During modeling, the extracted metadata were transformed into structured inputs and encoded to generate preliminary metadata-based predictions. Among these attributes, Series Description provided direct semantic cues, while Acquisition Time played a critical role in distinguishing dynamic contrast-enhanced phases. The metadata-based predictions were finally integrated with the image-based outputs in the rule-constrained fusion module.
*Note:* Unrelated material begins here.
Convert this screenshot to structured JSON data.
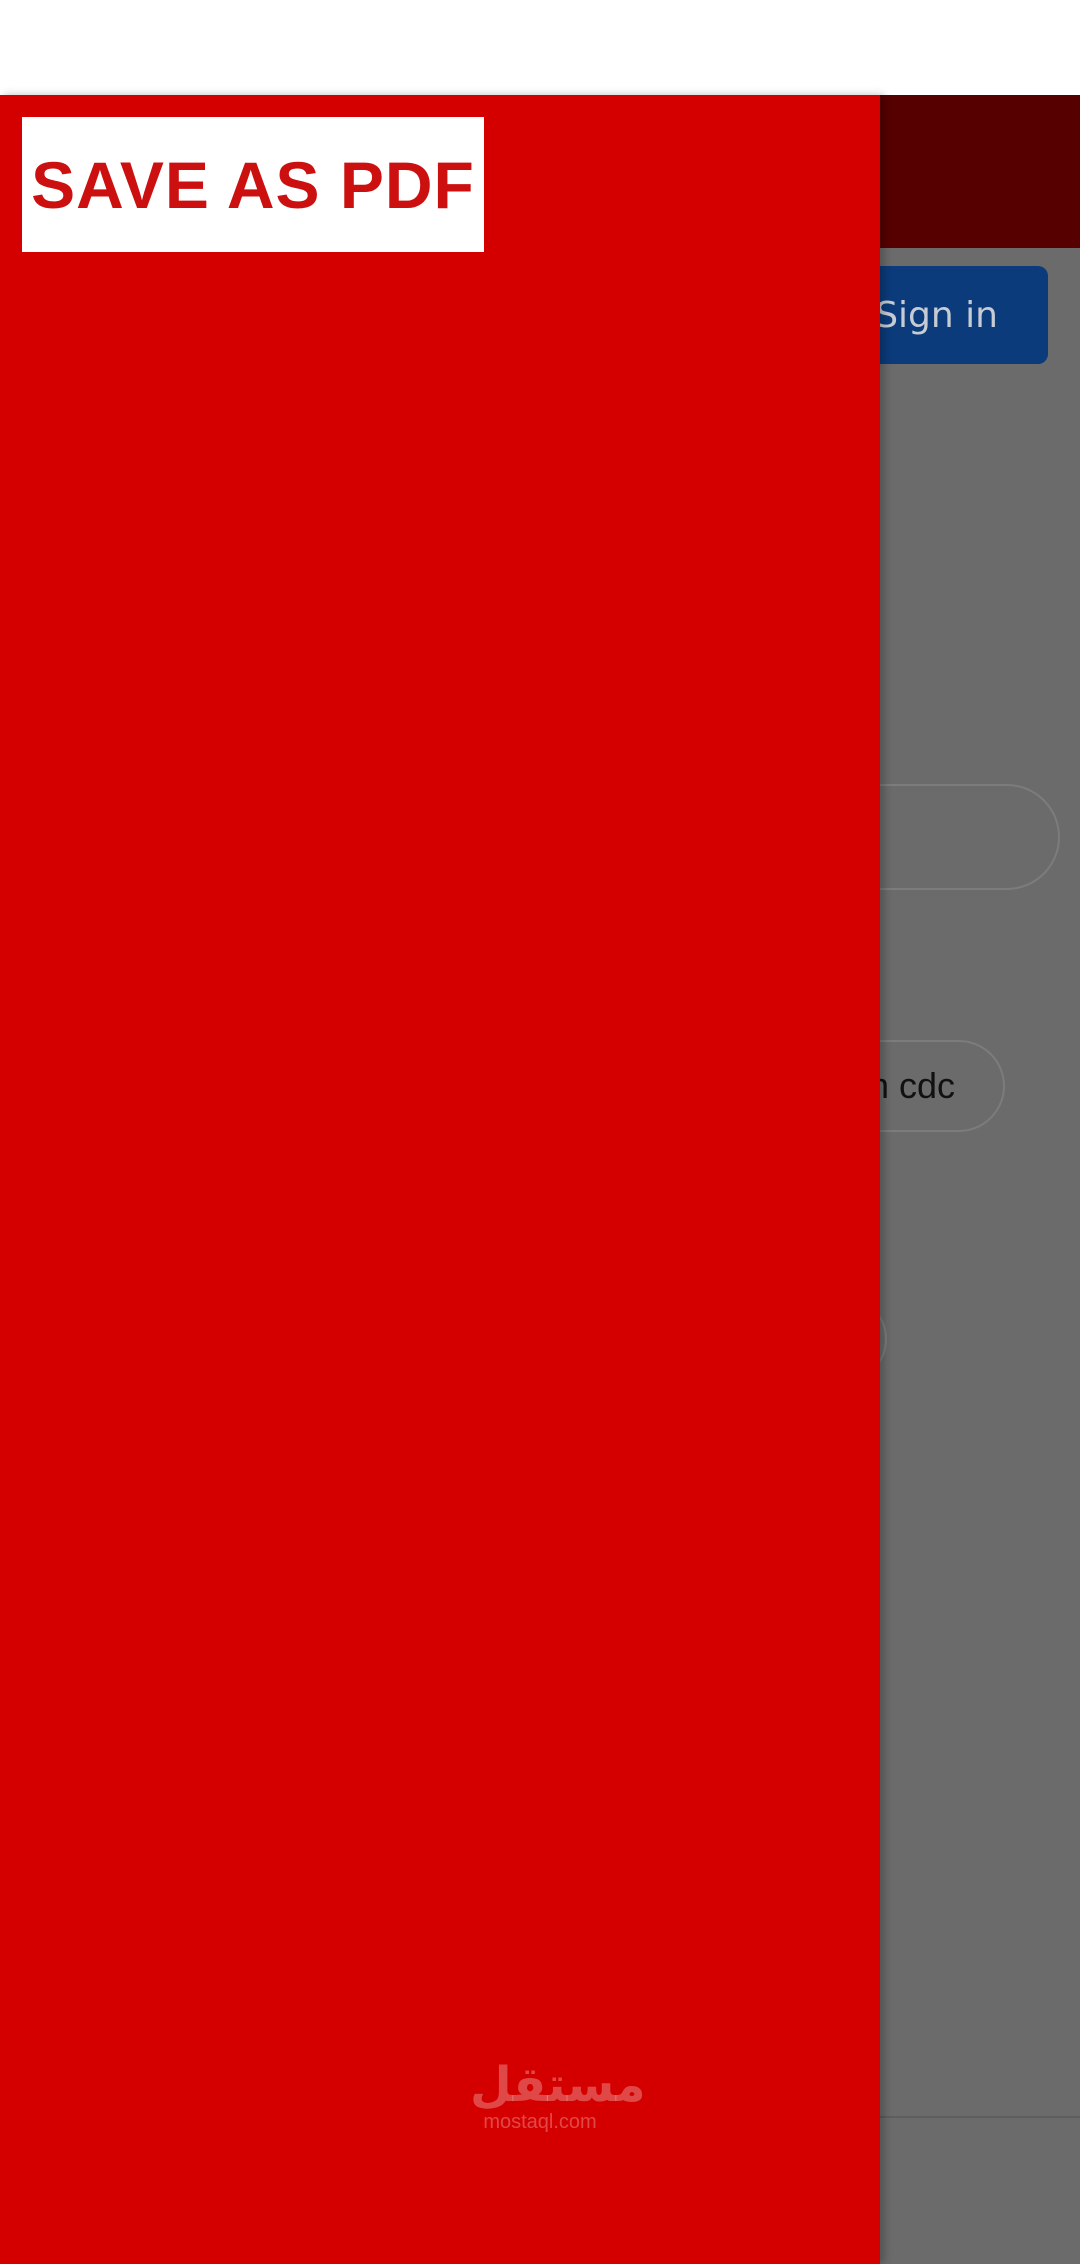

Rule-Constrained Fusion Module
The rule-constrained fusion module was designed to integrate predictions from the image and metadata paths. For most sequences, concordant predictions were directly accepted as the final output, whereas in cases where one path was missing or less reliable, the result from the other path was adopted. Rule-based adjudication was selectively applied to specific categories, particularly dynamic contrast-enhanced phases and diffusion-weighted imaging (DWI), where metadata attributes such as Acquisition Time and diffusion b-value were incorporated to validate and refine predictions. For dynamic phases, temporal ordering constraints were imposed to ensure physiologic plausibility (e.g., the PRE must precede the EAP) and to prevent mutually incompatible phases (e.g., DP and TP) from coexisting within a single examination. For DWI, the diffusion b-value extracted from the DICOM metadata was used to further categorize sequences into low- and high-b-value groups. This selective constraint strategy preserved flexibility for general sequence integration while ensuring logical consistency in critical categories.
Model Evaluation and Statistical Analysis
The performance of the proposed approach was rigorously evaluated on both internal and external test sets by comparing its predictions against the radiologist-adjudicated reference standard. We computed standard classification metrics—including accuracy, precision, sensitivity (recall), specificity, and F1-score—from the resulting confusion matrix. The macro-averaged F1-score was selected as the primary metric for comprehensive performance assessment due to its capacity to balance precision and recall across multiple imbalanced classes. To quantify the specific contribution of integrating DICOM metadata and clinical rules, we compared the full KDP against an ablated image-only model on the subset of 12 sequence categories common to both pathways (the remaining 6 categories relied exclusively on the DICOM metadata pathway and were excluded from this comparative analysis). The statistical significance of performance differences was assessed using McNemar’s test with a two-sided significance threshold of α = 0.05. All analyses were performed using Python 3.12.